Identifying the client's response to health concerns or illness is part of the diagnosis phase of the nursing process. The diagnosis phase involves analyzing the data collected during the assessment phase and identifying the client's problems and strengths. The nurse then formulates a nursing diagnosis, which is a statement of the client's actual or potential health problem that can be addressed by nursing interventions.
Choice C reason:.
Providing goal-directed, client-centered care is part of the planning and implementation phases of the nursing process. The planning phase involves setting goals and outcomes for the client and selecting appropriate interventions to achieve them. The goals and outcomes should be specific, measurable, attainable, realistic, and timely (SMART), and they should reflect the client's preferences and values.
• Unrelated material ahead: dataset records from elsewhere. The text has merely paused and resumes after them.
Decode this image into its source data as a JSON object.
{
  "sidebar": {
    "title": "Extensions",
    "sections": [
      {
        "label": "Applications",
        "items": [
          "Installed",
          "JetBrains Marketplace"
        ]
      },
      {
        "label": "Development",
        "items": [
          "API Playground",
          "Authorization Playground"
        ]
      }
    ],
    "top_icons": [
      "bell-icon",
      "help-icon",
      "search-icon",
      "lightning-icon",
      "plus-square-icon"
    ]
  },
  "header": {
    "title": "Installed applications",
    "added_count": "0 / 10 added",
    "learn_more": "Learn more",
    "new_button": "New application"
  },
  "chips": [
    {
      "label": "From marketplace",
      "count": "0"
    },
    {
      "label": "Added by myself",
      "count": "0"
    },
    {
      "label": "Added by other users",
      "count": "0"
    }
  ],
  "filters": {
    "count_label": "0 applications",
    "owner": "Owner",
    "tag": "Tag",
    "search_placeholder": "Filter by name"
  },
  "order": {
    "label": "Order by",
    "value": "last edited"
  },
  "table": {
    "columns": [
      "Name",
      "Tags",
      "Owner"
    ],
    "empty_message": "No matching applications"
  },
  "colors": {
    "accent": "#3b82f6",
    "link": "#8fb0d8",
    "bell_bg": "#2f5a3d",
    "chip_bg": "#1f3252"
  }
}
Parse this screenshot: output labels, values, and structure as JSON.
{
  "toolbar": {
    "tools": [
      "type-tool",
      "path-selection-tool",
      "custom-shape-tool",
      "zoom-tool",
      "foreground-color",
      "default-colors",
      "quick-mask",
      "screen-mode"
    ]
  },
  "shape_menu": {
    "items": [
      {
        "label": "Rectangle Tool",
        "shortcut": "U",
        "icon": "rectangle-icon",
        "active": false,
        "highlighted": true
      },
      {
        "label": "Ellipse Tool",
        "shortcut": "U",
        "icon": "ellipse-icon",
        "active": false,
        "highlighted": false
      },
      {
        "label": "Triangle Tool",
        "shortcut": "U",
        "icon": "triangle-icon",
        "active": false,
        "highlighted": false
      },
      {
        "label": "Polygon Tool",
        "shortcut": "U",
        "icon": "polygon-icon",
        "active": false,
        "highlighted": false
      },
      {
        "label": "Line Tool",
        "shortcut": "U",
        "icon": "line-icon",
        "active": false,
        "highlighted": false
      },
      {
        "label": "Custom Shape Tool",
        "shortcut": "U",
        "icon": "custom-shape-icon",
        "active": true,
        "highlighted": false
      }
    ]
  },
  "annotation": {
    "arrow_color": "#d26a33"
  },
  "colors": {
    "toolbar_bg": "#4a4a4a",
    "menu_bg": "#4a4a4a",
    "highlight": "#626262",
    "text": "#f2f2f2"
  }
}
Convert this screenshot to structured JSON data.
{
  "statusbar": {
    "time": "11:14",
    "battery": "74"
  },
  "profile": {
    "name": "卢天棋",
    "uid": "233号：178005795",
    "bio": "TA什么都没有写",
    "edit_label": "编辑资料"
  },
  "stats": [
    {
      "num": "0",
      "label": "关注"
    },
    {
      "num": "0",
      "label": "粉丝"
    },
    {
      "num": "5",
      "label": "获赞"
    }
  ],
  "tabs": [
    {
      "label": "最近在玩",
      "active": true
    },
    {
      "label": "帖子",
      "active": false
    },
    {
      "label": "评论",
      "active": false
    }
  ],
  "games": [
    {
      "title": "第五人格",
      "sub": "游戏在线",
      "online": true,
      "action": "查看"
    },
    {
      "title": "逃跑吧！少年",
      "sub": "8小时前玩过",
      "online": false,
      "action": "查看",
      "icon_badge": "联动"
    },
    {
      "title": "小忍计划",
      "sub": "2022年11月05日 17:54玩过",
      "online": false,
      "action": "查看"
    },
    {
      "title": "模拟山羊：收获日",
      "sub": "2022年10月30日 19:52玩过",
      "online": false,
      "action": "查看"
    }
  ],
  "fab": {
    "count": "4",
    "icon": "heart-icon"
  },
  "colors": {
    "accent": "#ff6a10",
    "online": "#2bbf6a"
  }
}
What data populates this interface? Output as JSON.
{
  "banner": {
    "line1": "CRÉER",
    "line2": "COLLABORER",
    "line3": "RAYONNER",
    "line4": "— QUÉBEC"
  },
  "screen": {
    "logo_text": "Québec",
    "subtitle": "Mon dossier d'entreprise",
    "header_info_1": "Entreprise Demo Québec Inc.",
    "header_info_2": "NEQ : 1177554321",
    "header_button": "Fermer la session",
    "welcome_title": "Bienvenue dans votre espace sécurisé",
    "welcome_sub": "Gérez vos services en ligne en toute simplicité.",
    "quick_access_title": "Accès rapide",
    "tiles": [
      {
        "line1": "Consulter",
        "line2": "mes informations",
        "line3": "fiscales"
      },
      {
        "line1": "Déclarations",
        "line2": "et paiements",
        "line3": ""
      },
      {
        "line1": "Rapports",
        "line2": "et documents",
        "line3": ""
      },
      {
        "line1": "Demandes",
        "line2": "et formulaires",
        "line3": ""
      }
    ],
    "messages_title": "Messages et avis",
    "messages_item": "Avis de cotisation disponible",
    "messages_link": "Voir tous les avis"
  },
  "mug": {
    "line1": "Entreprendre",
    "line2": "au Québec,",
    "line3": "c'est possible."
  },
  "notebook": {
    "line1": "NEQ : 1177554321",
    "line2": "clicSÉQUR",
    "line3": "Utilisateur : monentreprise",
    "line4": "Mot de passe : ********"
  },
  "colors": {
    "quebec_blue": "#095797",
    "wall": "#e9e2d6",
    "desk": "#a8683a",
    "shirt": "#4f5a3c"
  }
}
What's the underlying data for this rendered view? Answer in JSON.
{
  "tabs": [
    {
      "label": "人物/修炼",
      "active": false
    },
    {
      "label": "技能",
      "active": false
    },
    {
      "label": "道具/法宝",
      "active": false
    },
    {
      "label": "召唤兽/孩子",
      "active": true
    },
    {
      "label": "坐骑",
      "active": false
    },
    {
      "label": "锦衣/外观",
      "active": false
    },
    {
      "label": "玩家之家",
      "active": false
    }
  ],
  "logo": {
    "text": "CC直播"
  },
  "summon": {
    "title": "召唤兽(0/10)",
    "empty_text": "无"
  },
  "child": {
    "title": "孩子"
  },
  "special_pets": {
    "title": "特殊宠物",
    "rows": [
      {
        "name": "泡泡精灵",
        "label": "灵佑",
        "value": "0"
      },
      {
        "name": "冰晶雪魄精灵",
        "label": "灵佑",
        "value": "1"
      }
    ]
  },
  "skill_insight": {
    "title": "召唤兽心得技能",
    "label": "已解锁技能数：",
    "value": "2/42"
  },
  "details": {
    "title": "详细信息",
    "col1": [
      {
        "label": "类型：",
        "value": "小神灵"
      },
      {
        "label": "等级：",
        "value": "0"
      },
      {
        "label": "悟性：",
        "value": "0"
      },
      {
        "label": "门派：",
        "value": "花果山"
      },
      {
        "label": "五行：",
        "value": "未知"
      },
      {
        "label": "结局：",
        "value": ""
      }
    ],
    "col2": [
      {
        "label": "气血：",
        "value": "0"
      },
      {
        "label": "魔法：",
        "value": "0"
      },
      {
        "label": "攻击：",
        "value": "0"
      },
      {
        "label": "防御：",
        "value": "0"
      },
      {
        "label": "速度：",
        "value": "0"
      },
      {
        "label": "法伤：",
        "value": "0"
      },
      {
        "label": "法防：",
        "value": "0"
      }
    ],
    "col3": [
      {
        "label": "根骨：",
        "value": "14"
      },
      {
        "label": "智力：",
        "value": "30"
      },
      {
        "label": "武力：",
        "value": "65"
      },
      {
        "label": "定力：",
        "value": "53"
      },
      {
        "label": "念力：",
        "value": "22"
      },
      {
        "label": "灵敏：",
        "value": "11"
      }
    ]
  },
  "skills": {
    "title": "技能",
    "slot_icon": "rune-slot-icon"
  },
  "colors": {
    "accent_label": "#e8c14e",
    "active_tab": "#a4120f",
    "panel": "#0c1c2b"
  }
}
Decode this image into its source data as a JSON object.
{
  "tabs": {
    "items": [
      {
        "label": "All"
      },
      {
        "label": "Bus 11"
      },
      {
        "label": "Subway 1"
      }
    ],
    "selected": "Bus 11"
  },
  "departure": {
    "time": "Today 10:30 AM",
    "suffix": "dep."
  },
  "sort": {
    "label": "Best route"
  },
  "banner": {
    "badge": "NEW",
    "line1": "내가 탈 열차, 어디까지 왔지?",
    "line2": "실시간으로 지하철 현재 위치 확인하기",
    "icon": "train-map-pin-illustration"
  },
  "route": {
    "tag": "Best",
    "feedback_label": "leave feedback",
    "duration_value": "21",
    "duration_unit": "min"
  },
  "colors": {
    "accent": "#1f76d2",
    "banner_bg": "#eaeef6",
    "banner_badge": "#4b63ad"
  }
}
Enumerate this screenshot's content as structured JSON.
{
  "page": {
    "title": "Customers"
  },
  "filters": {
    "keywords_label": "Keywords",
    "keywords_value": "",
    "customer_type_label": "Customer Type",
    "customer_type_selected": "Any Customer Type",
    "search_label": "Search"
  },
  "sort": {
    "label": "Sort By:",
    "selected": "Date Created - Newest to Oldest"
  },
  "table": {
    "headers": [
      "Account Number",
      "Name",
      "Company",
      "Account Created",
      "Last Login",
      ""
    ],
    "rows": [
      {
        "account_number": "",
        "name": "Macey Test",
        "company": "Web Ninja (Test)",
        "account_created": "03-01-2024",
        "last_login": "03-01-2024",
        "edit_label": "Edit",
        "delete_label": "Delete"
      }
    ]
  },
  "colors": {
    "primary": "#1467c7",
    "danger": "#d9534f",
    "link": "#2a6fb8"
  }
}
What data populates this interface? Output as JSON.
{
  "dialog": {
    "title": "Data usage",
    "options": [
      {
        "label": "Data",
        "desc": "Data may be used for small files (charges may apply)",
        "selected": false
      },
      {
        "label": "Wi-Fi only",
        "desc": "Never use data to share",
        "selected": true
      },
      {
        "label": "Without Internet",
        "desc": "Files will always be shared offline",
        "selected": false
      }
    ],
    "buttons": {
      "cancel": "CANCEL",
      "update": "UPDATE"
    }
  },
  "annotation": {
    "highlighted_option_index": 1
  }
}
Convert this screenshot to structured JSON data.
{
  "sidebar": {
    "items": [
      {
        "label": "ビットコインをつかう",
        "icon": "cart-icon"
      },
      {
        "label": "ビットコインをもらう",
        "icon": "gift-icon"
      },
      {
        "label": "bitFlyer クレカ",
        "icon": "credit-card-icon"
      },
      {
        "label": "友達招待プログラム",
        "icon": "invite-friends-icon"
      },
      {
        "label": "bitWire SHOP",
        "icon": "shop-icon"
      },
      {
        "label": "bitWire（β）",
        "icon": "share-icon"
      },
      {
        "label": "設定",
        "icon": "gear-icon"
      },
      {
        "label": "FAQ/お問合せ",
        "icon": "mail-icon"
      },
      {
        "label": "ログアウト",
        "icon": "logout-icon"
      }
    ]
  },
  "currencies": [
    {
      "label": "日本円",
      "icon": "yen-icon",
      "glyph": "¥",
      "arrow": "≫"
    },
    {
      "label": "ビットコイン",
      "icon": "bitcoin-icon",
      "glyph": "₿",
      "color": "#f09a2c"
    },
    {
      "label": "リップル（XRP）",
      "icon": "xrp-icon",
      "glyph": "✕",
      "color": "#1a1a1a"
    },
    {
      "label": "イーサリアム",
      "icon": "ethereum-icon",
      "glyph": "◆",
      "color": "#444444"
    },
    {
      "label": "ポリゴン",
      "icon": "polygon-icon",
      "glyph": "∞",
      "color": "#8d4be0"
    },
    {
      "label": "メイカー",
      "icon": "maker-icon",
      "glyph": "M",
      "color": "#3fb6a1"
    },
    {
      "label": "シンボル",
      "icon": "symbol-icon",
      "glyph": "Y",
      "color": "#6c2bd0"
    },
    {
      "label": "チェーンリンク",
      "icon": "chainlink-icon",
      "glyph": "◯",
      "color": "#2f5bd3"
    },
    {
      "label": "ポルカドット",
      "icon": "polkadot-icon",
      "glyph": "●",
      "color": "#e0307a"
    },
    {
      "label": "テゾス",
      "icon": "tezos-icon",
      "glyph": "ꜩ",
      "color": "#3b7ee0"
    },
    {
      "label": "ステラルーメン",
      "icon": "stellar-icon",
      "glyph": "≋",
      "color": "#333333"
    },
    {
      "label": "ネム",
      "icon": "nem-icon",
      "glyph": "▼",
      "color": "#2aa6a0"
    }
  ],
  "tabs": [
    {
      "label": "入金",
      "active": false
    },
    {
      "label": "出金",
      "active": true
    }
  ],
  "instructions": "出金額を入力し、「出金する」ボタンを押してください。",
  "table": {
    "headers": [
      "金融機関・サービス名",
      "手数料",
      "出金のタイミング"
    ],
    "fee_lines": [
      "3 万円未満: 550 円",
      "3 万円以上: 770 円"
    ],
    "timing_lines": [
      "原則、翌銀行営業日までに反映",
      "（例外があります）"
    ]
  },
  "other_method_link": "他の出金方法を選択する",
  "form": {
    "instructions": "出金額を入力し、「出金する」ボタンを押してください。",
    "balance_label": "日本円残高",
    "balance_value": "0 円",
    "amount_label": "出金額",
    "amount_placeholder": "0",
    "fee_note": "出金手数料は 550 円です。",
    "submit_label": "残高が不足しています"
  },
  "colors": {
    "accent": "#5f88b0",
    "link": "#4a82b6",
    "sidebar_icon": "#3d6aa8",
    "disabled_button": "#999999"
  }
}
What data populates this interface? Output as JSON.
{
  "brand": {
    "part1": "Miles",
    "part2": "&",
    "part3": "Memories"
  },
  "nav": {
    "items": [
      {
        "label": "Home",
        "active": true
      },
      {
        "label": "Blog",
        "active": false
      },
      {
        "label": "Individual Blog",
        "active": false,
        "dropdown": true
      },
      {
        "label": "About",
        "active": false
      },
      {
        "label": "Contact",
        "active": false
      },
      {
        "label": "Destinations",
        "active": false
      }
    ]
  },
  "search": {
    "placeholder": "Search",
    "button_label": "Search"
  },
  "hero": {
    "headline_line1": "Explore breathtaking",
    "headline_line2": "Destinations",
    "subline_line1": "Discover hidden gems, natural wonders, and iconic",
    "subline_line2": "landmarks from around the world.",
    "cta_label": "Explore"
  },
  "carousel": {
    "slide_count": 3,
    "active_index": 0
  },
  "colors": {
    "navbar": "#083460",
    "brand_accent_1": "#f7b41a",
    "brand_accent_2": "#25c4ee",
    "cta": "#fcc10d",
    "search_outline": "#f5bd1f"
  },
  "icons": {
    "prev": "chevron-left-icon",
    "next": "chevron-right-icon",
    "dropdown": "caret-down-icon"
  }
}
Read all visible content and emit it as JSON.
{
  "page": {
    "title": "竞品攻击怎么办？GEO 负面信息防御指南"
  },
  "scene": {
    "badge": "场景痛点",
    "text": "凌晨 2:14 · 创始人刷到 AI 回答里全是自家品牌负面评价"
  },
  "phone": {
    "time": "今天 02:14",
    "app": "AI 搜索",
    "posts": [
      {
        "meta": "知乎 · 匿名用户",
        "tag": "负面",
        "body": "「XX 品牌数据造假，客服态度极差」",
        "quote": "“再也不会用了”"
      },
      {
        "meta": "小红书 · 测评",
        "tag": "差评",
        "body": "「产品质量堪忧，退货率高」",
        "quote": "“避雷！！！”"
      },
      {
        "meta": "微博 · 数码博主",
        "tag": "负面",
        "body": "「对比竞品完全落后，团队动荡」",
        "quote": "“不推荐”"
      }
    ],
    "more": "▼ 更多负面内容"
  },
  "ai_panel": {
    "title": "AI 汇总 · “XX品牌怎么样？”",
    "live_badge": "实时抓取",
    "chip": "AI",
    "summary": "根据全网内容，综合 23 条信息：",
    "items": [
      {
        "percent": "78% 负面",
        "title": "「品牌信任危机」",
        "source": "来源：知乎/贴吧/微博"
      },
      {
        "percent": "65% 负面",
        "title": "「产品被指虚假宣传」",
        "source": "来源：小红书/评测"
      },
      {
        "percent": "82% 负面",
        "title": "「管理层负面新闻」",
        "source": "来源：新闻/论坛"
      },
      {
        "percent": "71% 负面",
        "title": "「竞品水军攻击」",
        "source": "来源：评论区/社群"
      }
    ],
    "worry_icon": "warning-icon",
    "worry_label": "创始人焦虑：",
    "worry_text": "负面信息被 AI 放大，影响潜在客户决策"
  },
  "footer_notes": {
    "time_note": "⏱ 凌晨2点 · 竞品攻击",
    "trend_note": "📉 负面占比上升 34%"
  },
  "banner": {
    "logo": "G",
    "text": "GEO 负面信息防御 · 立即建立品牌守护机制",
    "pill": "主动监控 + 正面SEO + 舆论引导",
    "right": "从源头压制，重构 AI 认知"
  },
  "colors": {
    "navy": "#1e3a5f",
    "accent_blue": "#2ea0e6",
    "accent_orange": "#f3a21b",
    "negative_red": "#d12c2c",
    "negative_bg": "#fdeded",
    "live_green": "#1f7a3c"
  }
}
The implementation phase involves carrying out the interventions and documenting the actions and responses. The interventions should be evidence-based, safe, and effective, and they should involve the client as much as possible.
Choice D reason:.
Comparing the client's data with expected standards or reference ranges is part of the evaluation phase of the nursing process. The evaluation phase involves evaluating the effectiveness of the interventions and modifying the plan as needed. The nurse compares the client's actual outcomes with the expected outcomes and determines whether the goals have been met, partially met, or not met. The nurse also identifies any factors that may have influenced the outcomes, such as client compliance, environmental factors, or unexpected events.